British explorer (1921–2003)

The cover of Quentin Keynes' biography by his nephew Simon Keynes.

Quentin George Keynes (/ˈkeɪnz/ KAYNZ-'; 17 June 1921 – 26 February 2003) was an explorer, writer, filmmaker, and bibliophile.

Keynes was born in London, the second son of Geoffrey Keynes and his wife Margaret, the daughter of George Howard Darwin who in turn was the son of Charles Darwin, making Keynes Darwin's great-grandson. He was also the nephew of the economist, John Maynard Keynes. His older brother Richard was a physiologist, and younger brothers Milo and Stephen both writers.

Keynes moved to the United States in 1939. Shortly after the Second World War he started his life as an explorer of Africa and sub-equatorial islands of the Atlantic and Indian Oceans. He made several films, and wrote several articles for the National Geographic magazine.

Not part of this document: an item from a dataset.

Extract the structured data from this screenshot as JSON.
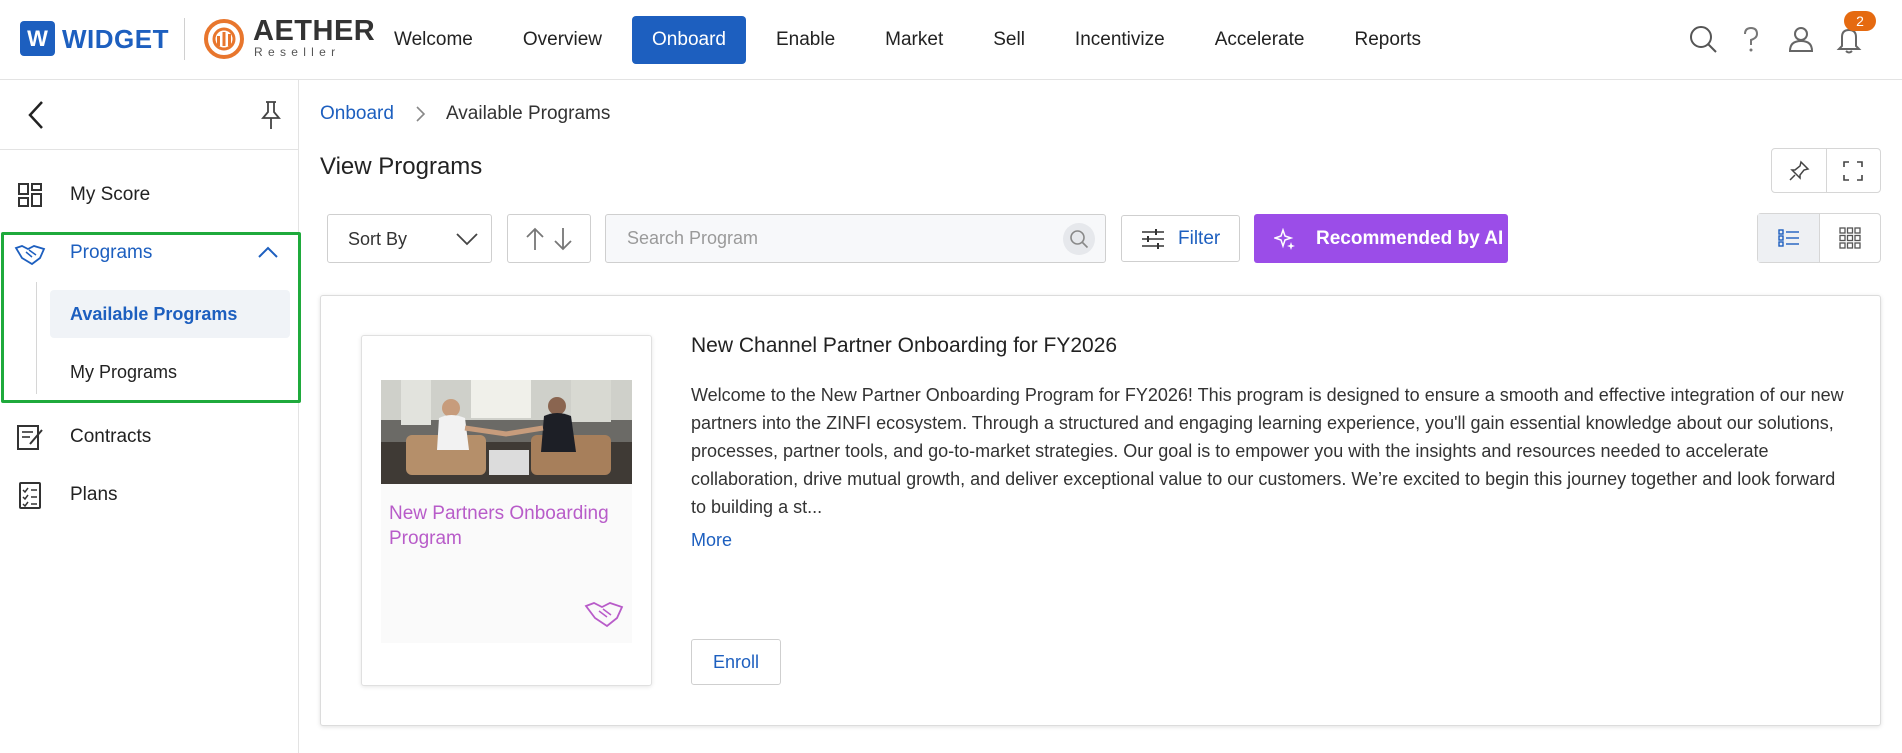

He was a member of the Roxburghe Club and collected books principally on the great explorers of the 19th century, but also travel, natural history, including rare and first editions of works by his grandfather Charles Darwin, and modern literature. His collection of rare books and manuscripts was sold by Christie's in a series of four auctions in 2004.

In 1955, he is credited with taking seventeen-year-old Peter Beard on a life-altering trip to document rare wildlife, including the white and black rhinos of Zululand. Beard would spend the rest of his life in Africa, photographing wildlife.

A biography of Keynes was published in 2004 by his nephew, the historian Simon Keynes.